I listened to these favorite songs, associated with some of the best memories of my teenage years, and felt a heaviness in my chest akin to sadness. The music caused such strange, disconnected reactions--happiness in my head and heaviness in my heart--that I spent much of the afternoon trying to deduce the cause. I finally realized that the heaviness I felt wasn't sadness, but melancholy. Perhaps angst. The songs not only immediately brought back the sights, sounds, and smells of high school, but the emotions of high school as well. Egad.
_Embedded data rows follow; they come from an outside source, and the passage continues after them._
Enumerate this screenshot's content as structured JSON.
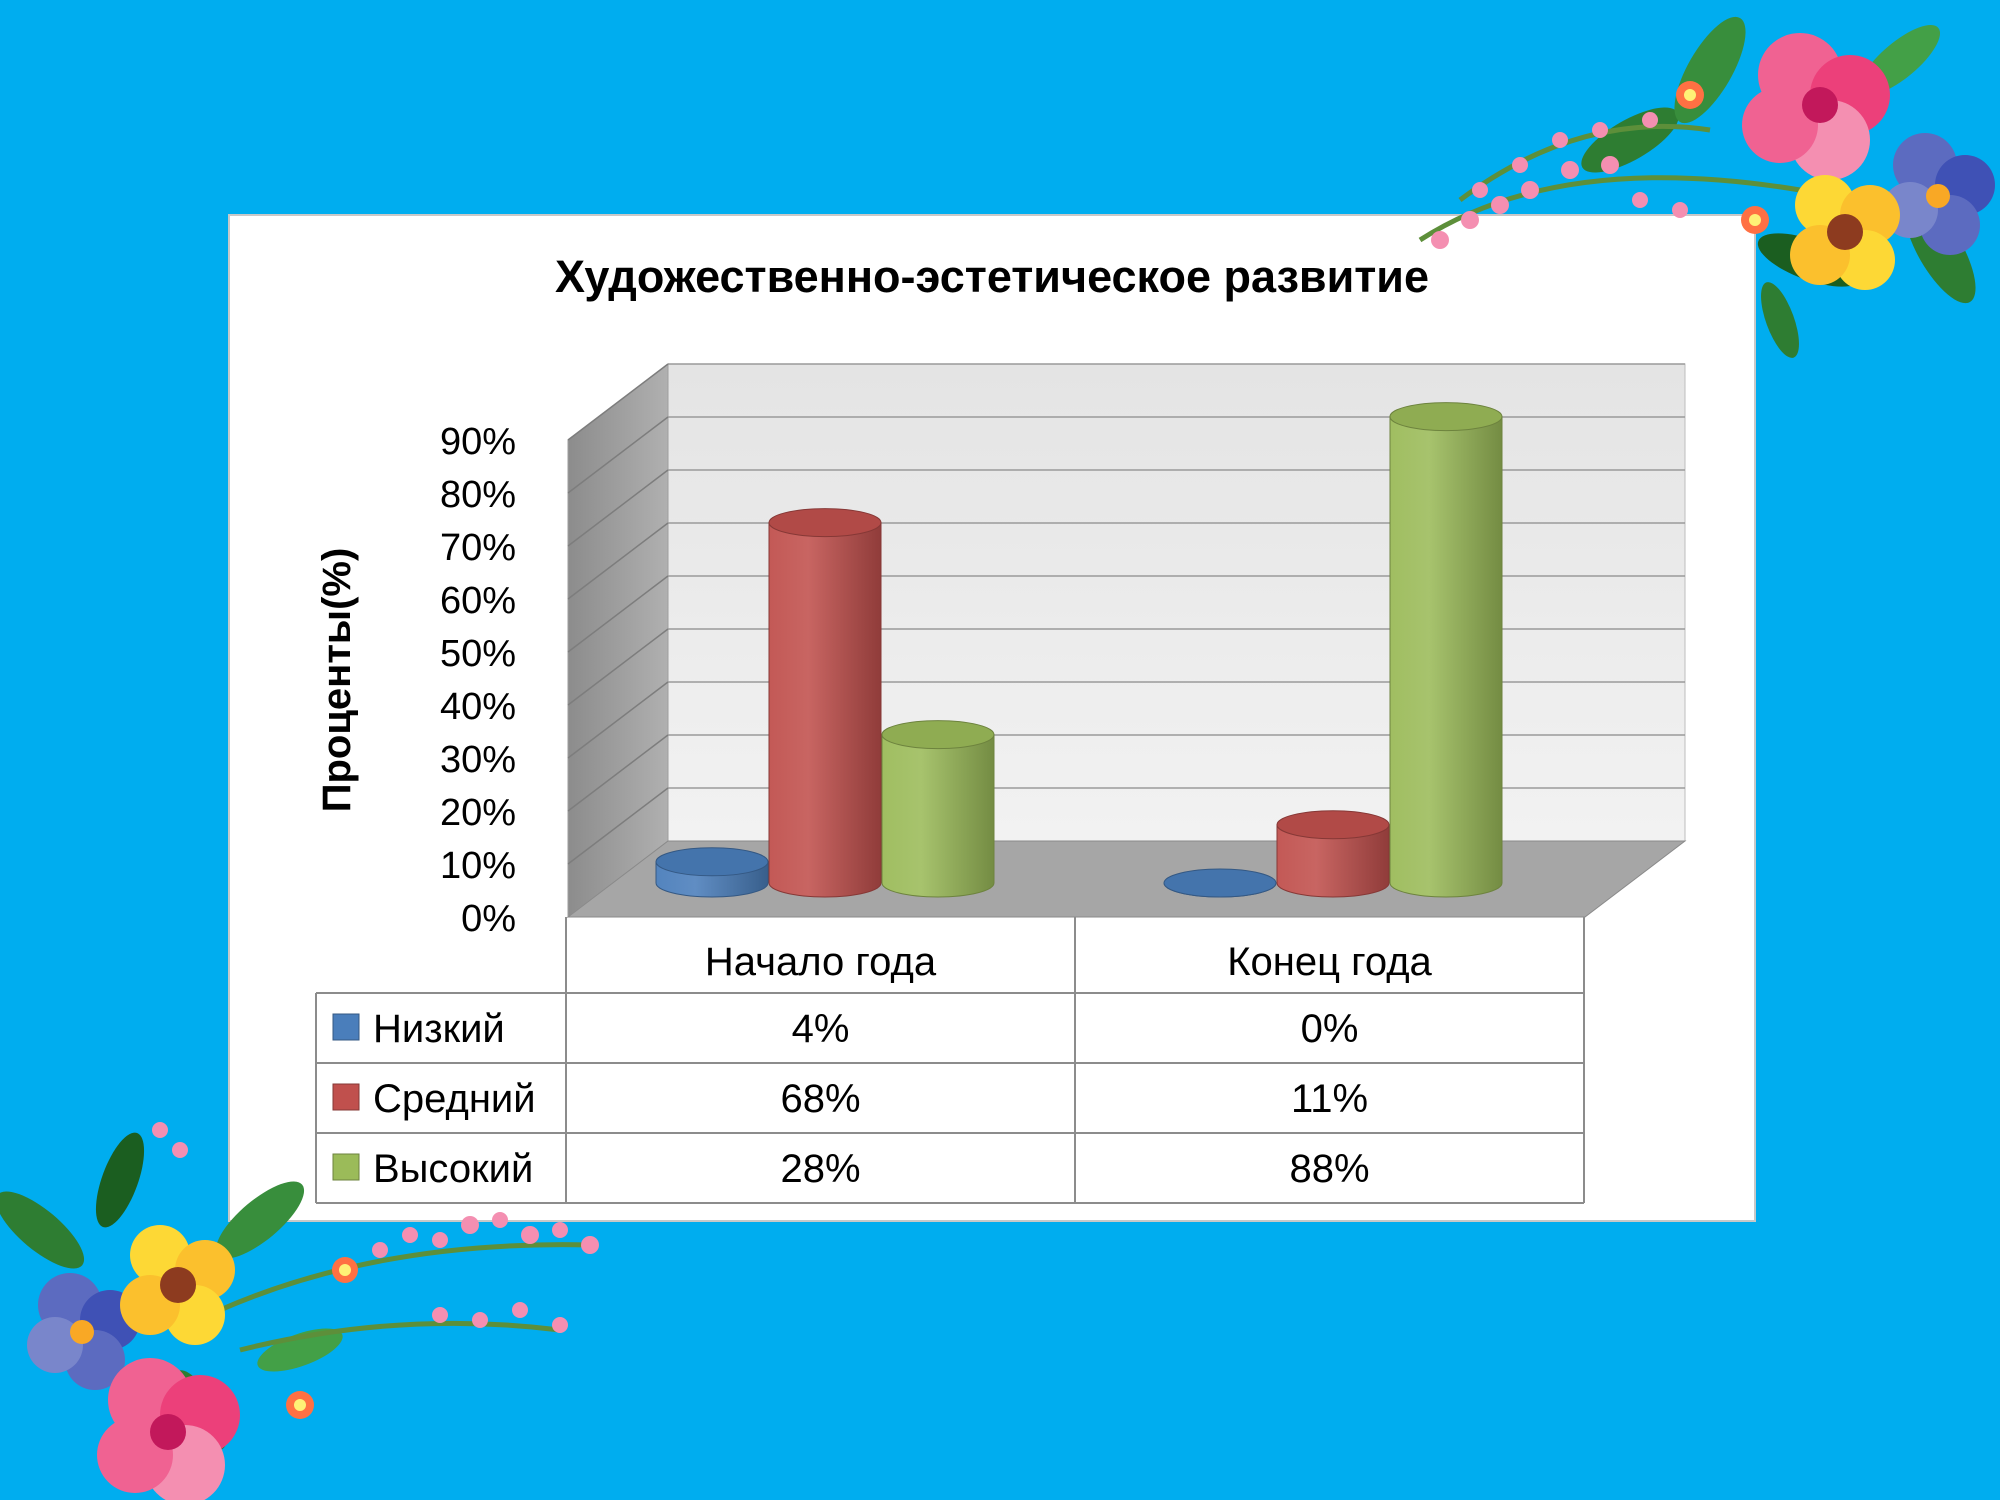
{
  "colors": {
    "background": "#00adef",
    "low": "#4a7ebb",
    "medium": "#c0504d",
    "high": "#9bbb59"
  },
  "decorations": [
    "flower-garland-top-right",
    "flower-garland-bottom-left"
  ],
  "chart_data": {
    "type": "bar",
    "style": "3d-cylinder",
    "title": "Художественно-эстетическое развитие",
    "ylabel": "Проценты(%)",
    "xlabel": "",
    "ylim": [
      0,
      0.9
    ],
    "yticks": [
      "0%",
      "10%",
      "20%",
      "30%",
      "40%",
      "50%",
      "60%",
      "70%",
      "80%",
      "90%"
    ],
    "categories": [
      "Начало года",
      "Конец года"
    ],
    "series": [
      {
        "name": "Низкий",
        "values": [
          0.04,
          0.0
        ],
        "labels": [
          "4%",
          "0%"
        ],
        "color": "#4a7ebb"
      },
      {
        "name": "Средний",
        "values": [
          0.68,
          0.11
        ],
        "labels": [
          "68%",
          "11%"
        ],
        "color": "#c0504d"
      },
      {
        "name": "Высокий",
        "values": [
          0.28,
          0.88
        ],
        "labels": [
          "28%",
          "88%"
        ],
        "color": "#9bbb59"
      }
    ],
    "grid": true,
    "legend": "data-table-below"
  }
}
I suppose it was the hormones. In my mind, high school is synonymous with strong feelings. Every emotion was intense. Intense joy or intense pain. Intense love or intense anxiety. It didn't matter what it was; it was always intense and emotional.
Until now, I've never considered myself to have been an angst-ridden teenager. Then I looked up the definition of angst and realized that all teenagers are angst-ridden.
1. A feeling of deep anxiety or dread, typically an unfocused one about the human condition or the state of the world in general.
2. A feeling of persistent worry about something trivial.
Sure, a fair number of teenagers suffer from the first definition, but isn't the latter the very essence of the teenage years?
There's the familiar mental chorus of: Does he like me? Does he like her better? Does he love me? Does he still love me? Does he love me as much as I love him? Did he or didn't he?
Followed intermittently with: Why isn't she talking to me? Does she hate me? Will she make other people hate me? Are we still friends? Is she going to tell all my secrets? Why are we fighting?
Then again, maybe that was only my particular mental chorus. Regardless, I'm fairly certain that a variation of that tune is the universal teenage condition. I don't know what gave you a heavy heart in high school, but odds are that it included "a feeling of persistent worry about something trivial."
Now that I am an adult, I have many non-trivial things to worry about and no time to waste worrying about trivial matters. Despite this, I have little to no angst. I am on an emotional even keel. My heart is light and I'm thrilled to be well-past the teenage years. Now, if I could only disengage my teenage heart from U2's playlist, I'd really like to enjoy my favorite band again.